Creating hierarchical models of protein families based on Expressed Sequence Tags: the "Sprockets" analysis pipeline

Anal Chim Acta. 2006 Mar 30;564(1):123-32. doi: 10.1016/j.aca.2006.01.072. Epub 2006 Feb 28.

Abstract

We have created an analysis pipeline called Sprockets, which can be used to classify proteins into various hierarchical "families", and build searchable models of these families. The construction of these families is based on data from Expressed Sequence Tags (ESTs) and Coding DNA Sequences (CDSs), making Sprockets clusters especially suitable for studying gene families in organisms for which the completely sequenced genome does not (yet) exist.

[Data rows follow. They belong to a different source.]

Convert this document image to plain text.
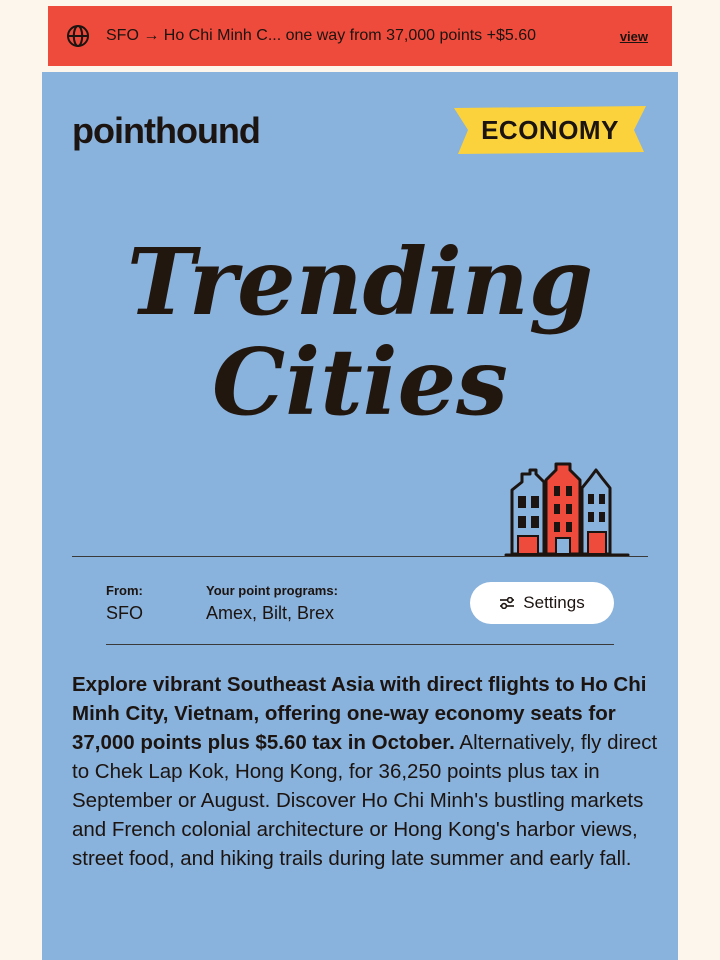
SFO → Ho Chi Minh C... one way from 37,000 points +$5.60	view
pointhound	ECONOMY
Trending
Cities
From:
SFO
Your point programs:
Amex, Bilt, Brex
Settings

Explore vibrant Southeast Asia with direct flights to Ho Chi Minh City, Vietnam, offering one-way economy seats for 37,000 points plus $5.60 tax in October. Alternatively, fly direct to Chek Lap Kok, Hong Kong, for 36,250 points plus tax in September or August. Discover Ho Chi Minh's bustling markets and French colonial architecture or Hong Kong's harbor views, street food, and hiking trails during late summer and early fall.
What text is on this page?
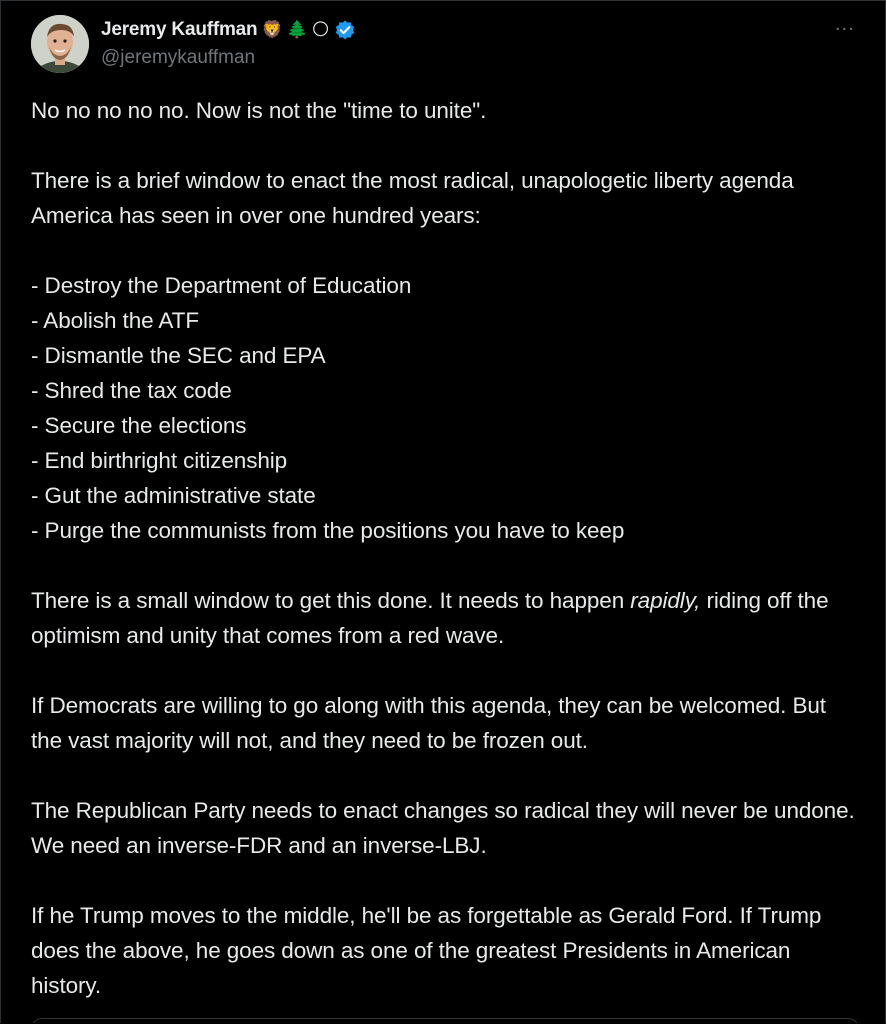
Jeremy Kauffman 🦁 🌲 🌕
@jeremykauffman
···

No no no no no. Now is not the "time to unite".

There is a brief window to enact the most radical, unapologetic liberty agenda America has seen in over one hundred years:

- Destroy the Department of Education

- Abolish the ATF

- Dismantle the SEC and EPA

- Shred the tax code

- Secure the elections

- End birthright citizenship

- Gut the administrative state

- Purge the communists from the positions you have to keep

There is a small window to get this done. It needs to happen rapidly, riding off the optimism and unity that comes from a red wave.

If Democrats are willing to go along with this agenda, they can be welcomed. But the vast majority will not, and they need to be frozen out.

The Republican Party needs to enact changes so radical they will never be undone. We need an inverse-FDR and an inverse-LBJ.

If he Trump moves to the middle, he'll be as forgettable as Gerald Ford. If Trump does the above, he goes down as one of the greatest Presidents in American history.
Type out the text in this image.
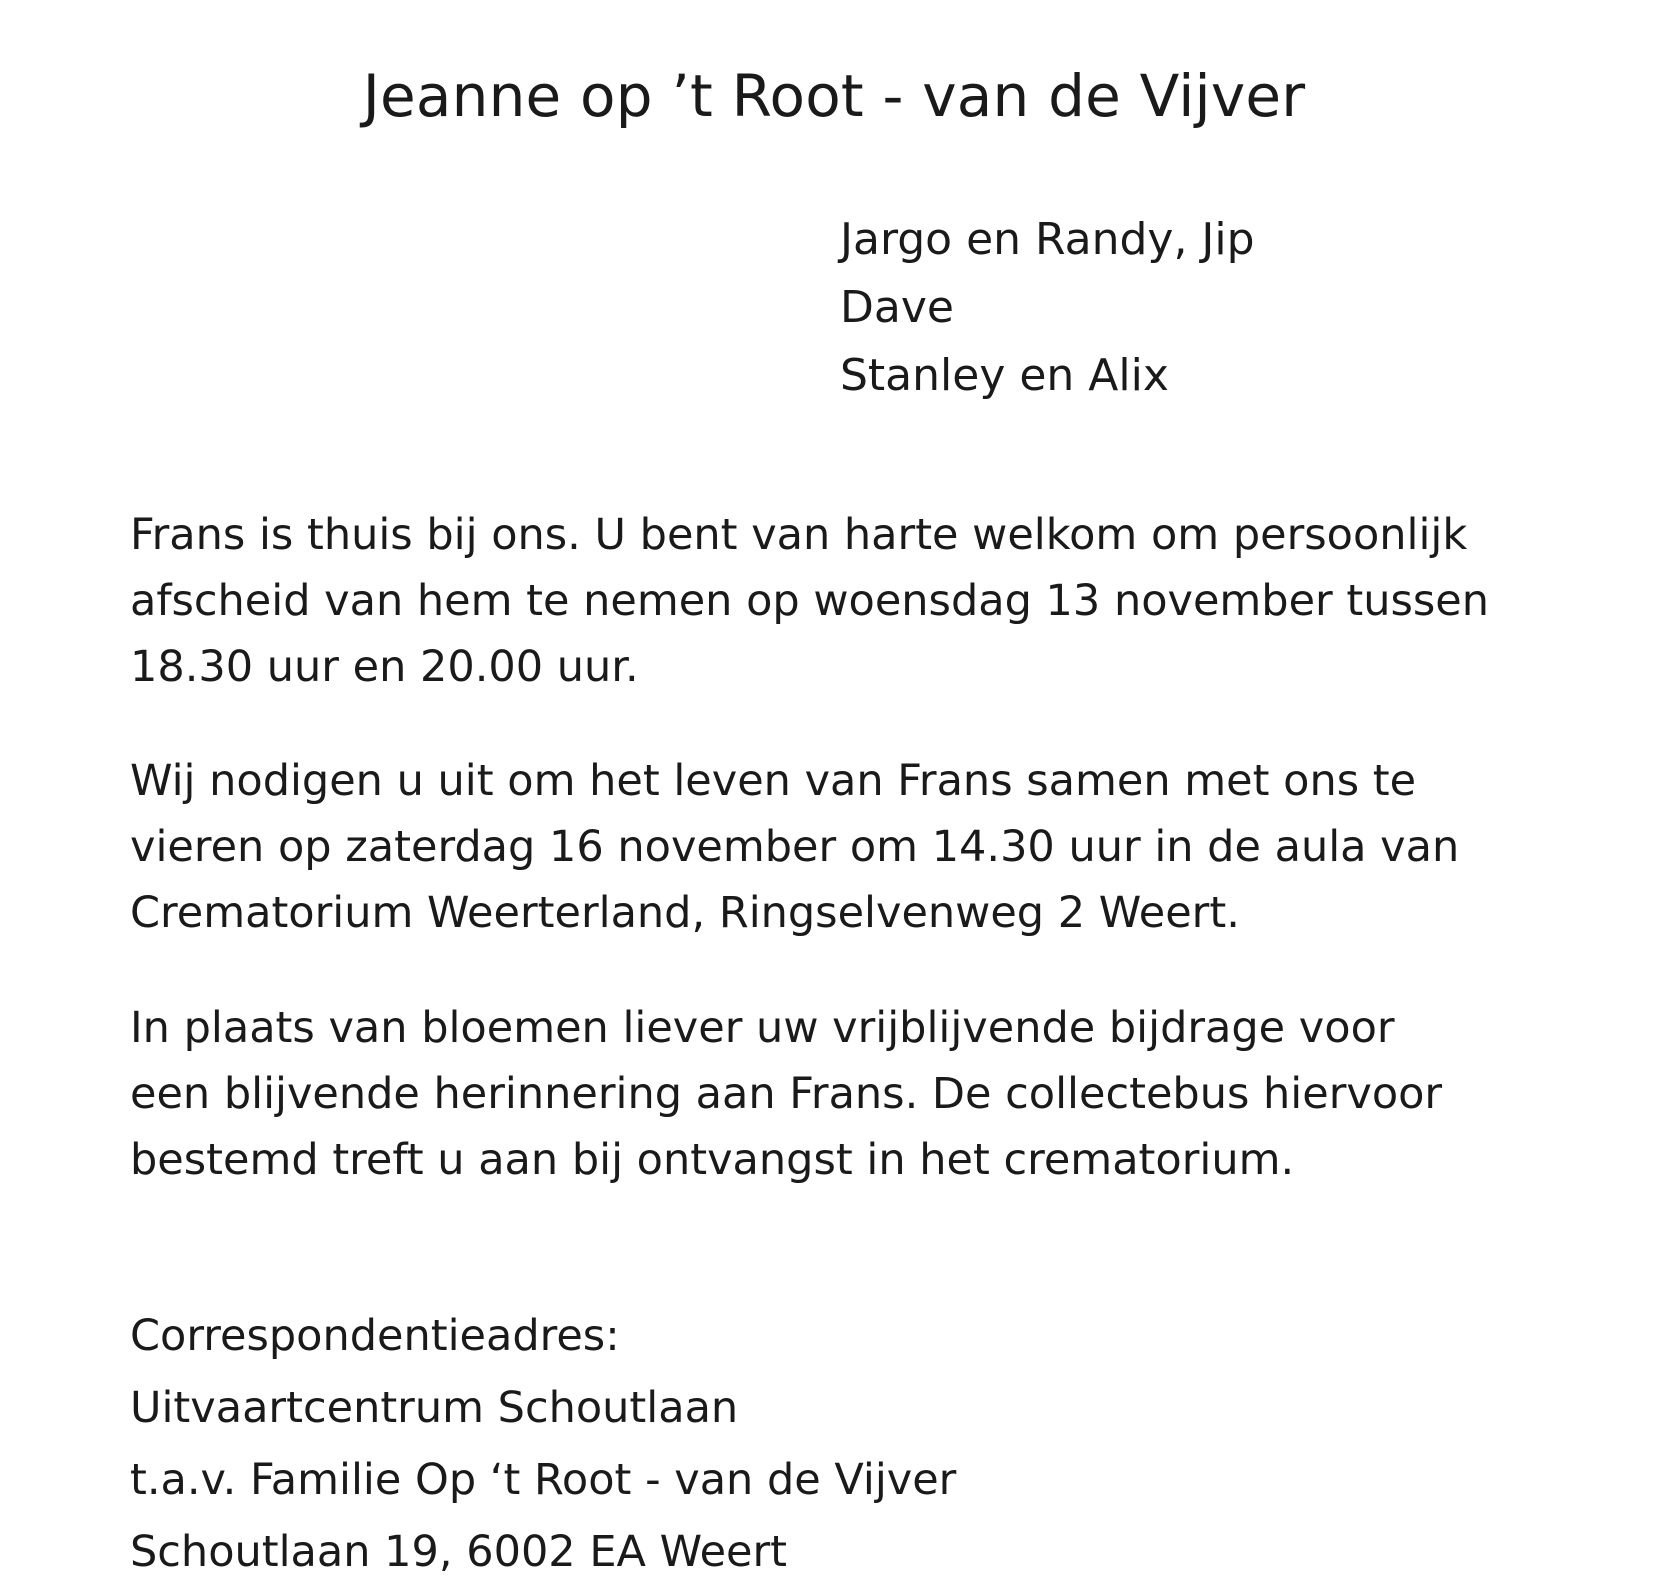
Jeanne op ’t Root - van de Vijver
Jargo en Randy, Jip
Dave
Stanley en Alix

Frans is thuis bij ons. U bent van harte welkom om persoonlijk
afscheid van hem te nemen op woensdag 13 november tussen
18.30 uur en 20.00 uur.

Wij nodigen u uit om het leven van Frans samen met ons te
vieren op zaterdag 16 november om 14.30 uur in de aula van
Crematorium Weerterland, Ringselvenweg 2 Weert.

In plaats van bloemen liever uw vrijblijvende bijdrage voor
een blijvende herinnering aan Frans. De collectebus hiervoor
bestemd treft u aan bij ontvangst in het crematorium.

Correspondentieadres:
Uitvaartcentrum Schoutlaan
t.a.v. Familie Op ‘t Root - van de Vijver
Schoutlaan 19, 6002 EA Weert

The pipeline consists of two main parts: pair-wise analysis and grouping of sequences with Z-score statistics, followed by hierarchical splitting of clusters into alignable protein families. Various computational and statistical techniques applied in Sprockets allow it to act like a massive and selective multiple sequence alignment engine for combining individual sequence collections and related public sequences. The end result is a database of gene Hidden Markov Models, each related to the other by three levels of similarity: secondary structure, function and evolutionary origin. For a sample 20,000 EST set from Lactuca spp., Sprockets provided a 9% improvement in mapping of function to unknown sequences over traditional pair-wise search methods and InterPro mapping.